Le magistrat a ajouté que les «tentes, équipements, générateurs et installations» des militants d'Occupy Wall Street vont à l'encontre des «droits et devoirs du propriétaire d'entretenir le parc, ou encore des droits des gens qui voudraient profiter de cet espace en toute sécurité».

Peu après ce verdict, la police de New York a permis aux manifestants de retourner sur la place Zuccotti, qui appartient à la société immobilière Brookfield Properties.

«La place Zuccotti restera ouverte pour tous ceux qui veulent en jouir, tant qu'ils respecteront les règlements du parc», a déclaré Michael Bloomberg dans un communiqué.

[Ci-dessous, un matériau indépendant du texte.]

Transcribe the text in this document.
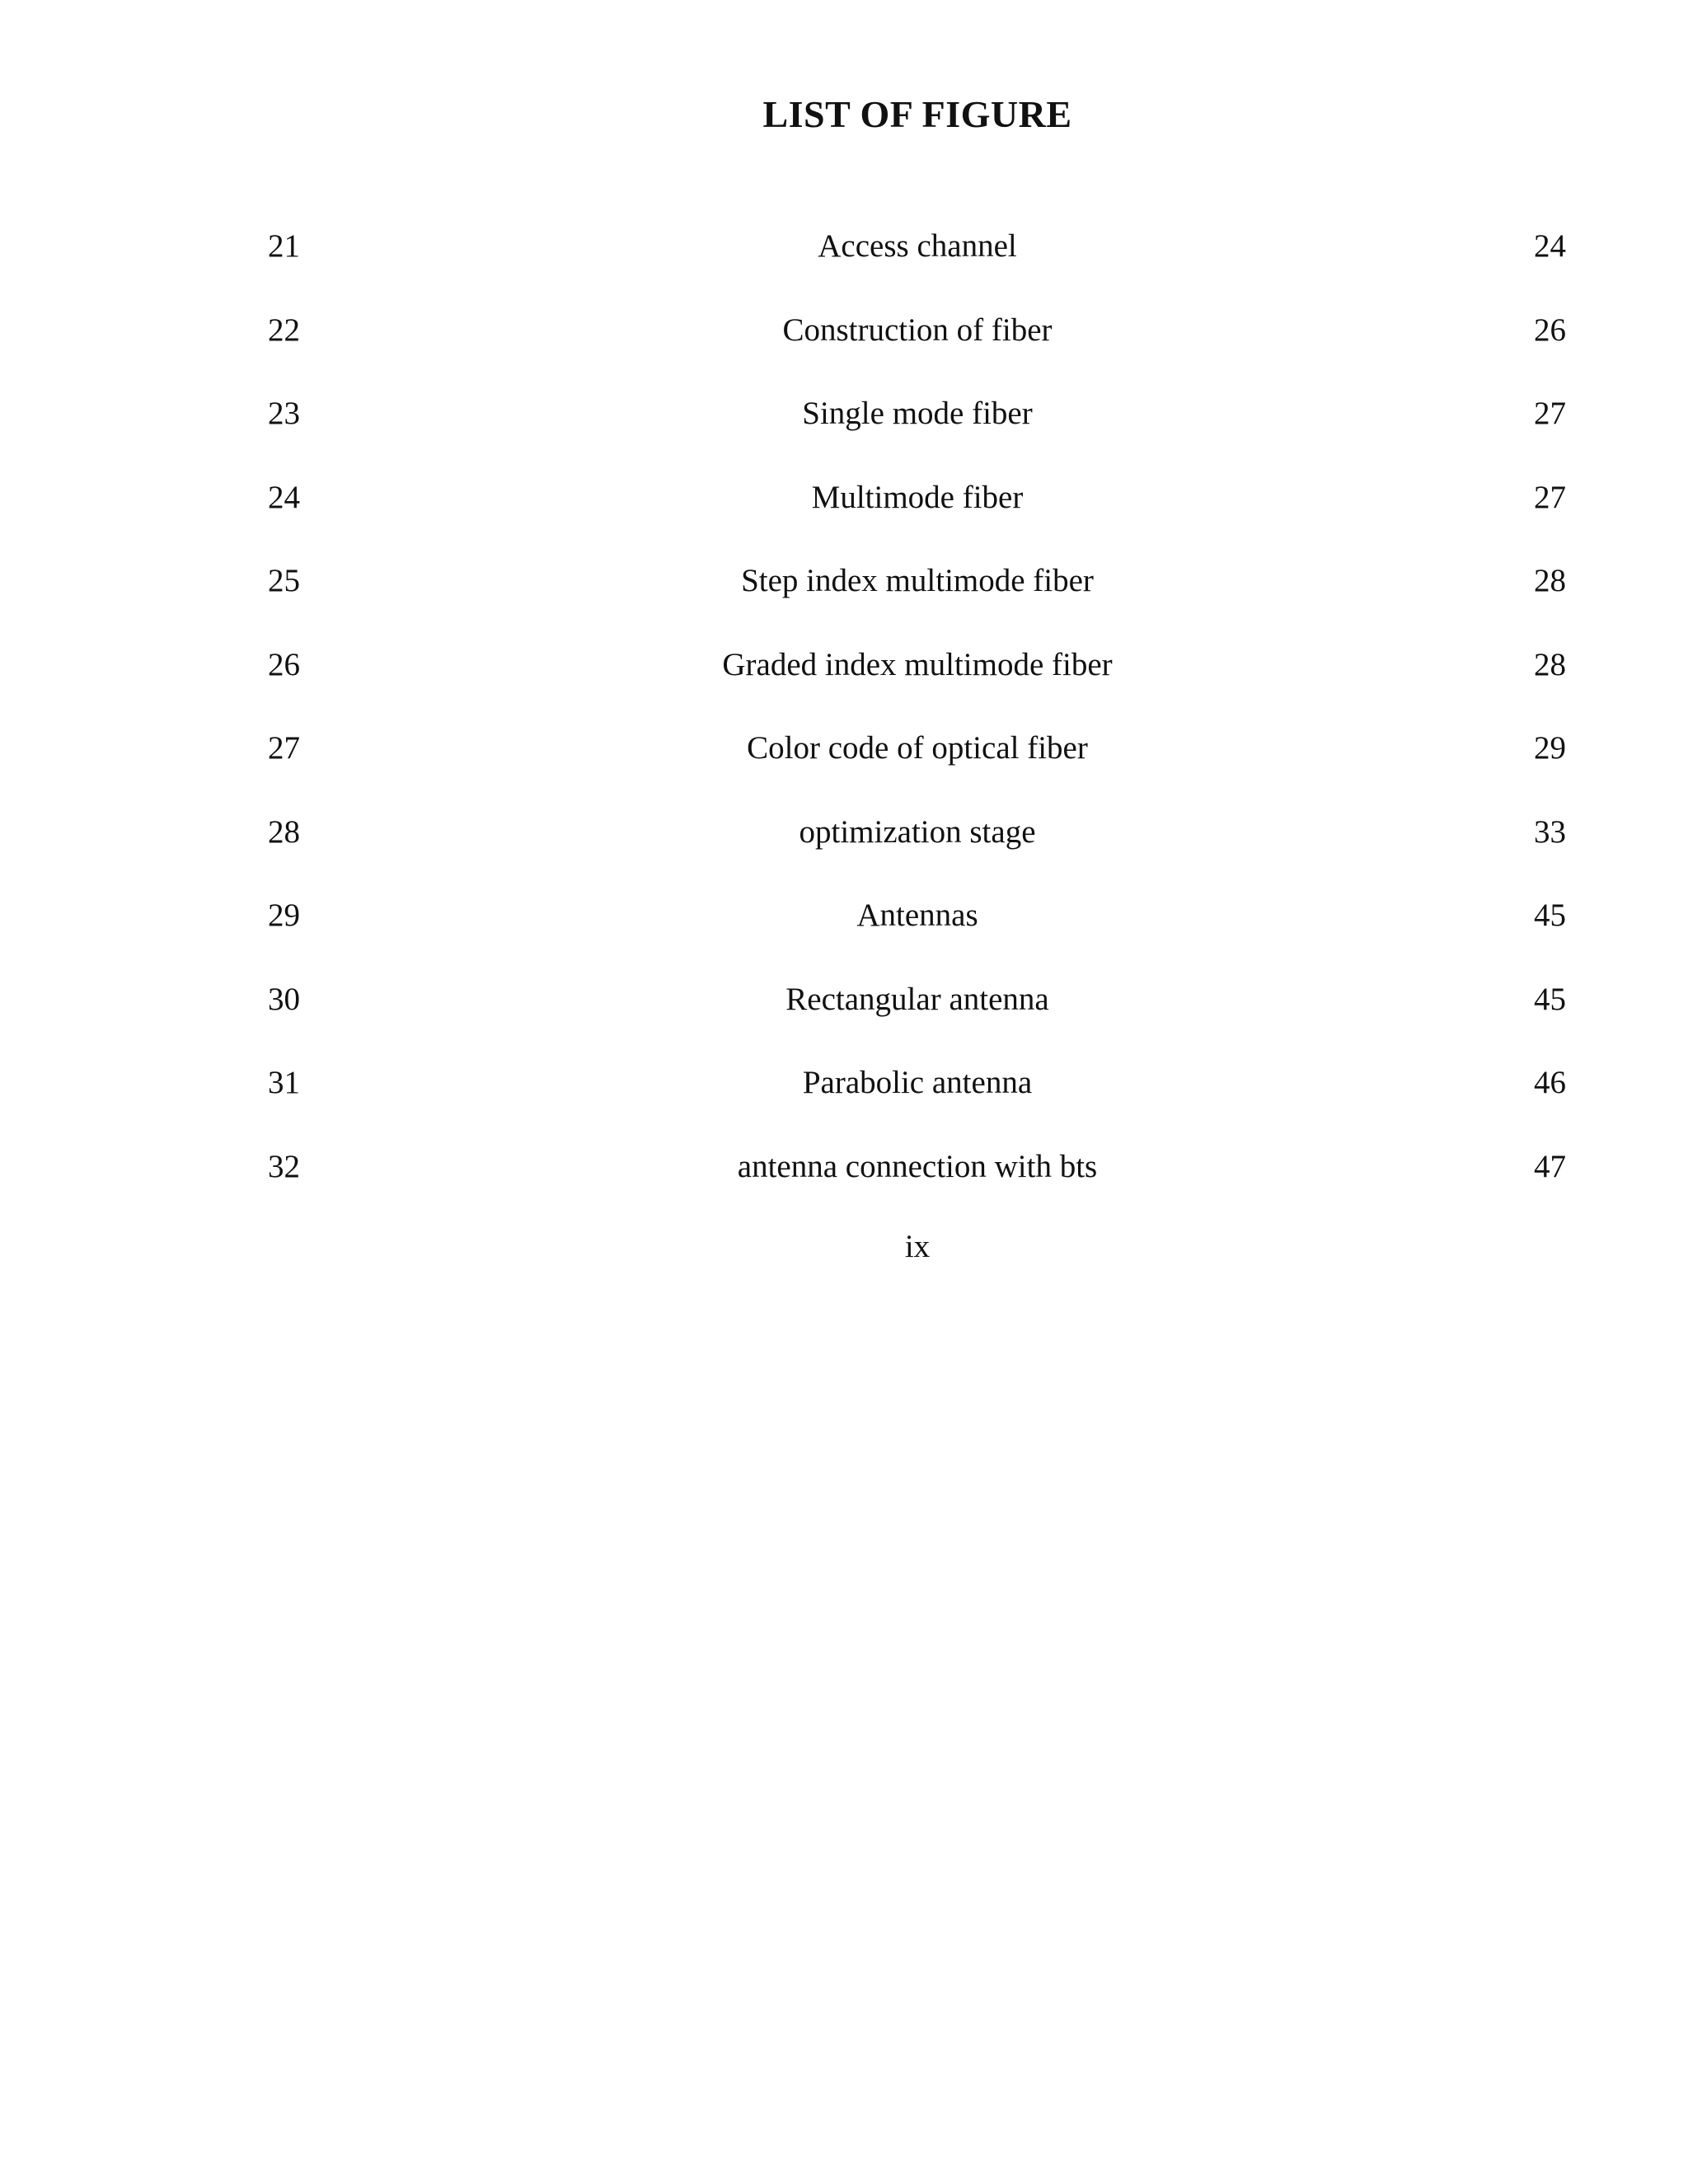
LIST OF FIGURE
21	Access channel	24
22	Construction of fiber	26
23	Single mode fiber	27
24	Multimode fiber	27
25	Step index multimode fiber	28
26	Graded index multimode fiber	28
27	Color code of optical fiber	29
28	optimization stage	33
29	Antennas	45
30	Rectangular antenna	45
31	Parabolic antenna	46
32	antenna connection with bts	47
ix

Au début de la journée, le maire de New York a justifié l'expulsion des indignés en évoquant notamment des raisons de «sécurité et de santé».

«La majorité des protestataires était pacifique et responsable. Mais une minorité ne l'était pas, et avec l'augmentation du nombre de protestataires, cela a créé une situation intolérable», a déclaré Michael Bloomberg lors d'une conférence de presse.

Des centaines de manifestants ont célébré dans la joie la réouverture de la place Zuccotti, qu'ils occupaient depuis le 17 septembre. En début de soirée, le bruit des tambours s'est de nouveau fait entendre, de même que le chant des slogans. «Vous ne pouvez pas évincer une idée», a-t-on notamment entendu.

Tous les indignés ont cependant dénoncé avec vigueur le raid du NYPD, le qualifiant de «brutal» ou d'«illégal».

«Ils nous ont à peine donnés 10 minutes pour quitter le parc de façon pacifique», a raconté Tiffany Rose, une femme de 27 ans originaire du New Jersey qui a campé pendant 44 jours sur la place Zuccotti. «Au bout de 10 minutes, ils ont commencé à utiliser du gaz poivre, des bombes assourdissantes, des bombes lacrymogènes et leurs matraques.»

«C'était tellement propre et bien organisé ici, a-t-elle ajouté. Nous avions notre cuisine, notre bibliothèque avec 500 livres, notre centre médias, notre clinique. Nous avions commencé à établir une véritable communauté et ils ont tout détruit en quelques heures.»

Jason LaTour, un New-Yorkais de 25 ans qui a travaillé à la cuisine du campement, a brossé un portrait moins idyllique de la place Zuccotti.

«L'endroit était devenu difficile à gérer. De plus en plus de gens venaient ici pour consommer de l'alcool ou de la drogue. Cela créait un climat instable, dangereux. Dans un sens, l'évacuation permettra peut-être de relancer le mouvement sur des bases plus saines», a-t-il dit.

Deborah Goodman, secrétaire à la retraite de 50 ans, partage le même espoir.

«Chaque fois que le maire Bloomberg tente de nous écraser, nous en sortons plus forts», a-t-elle déclaré.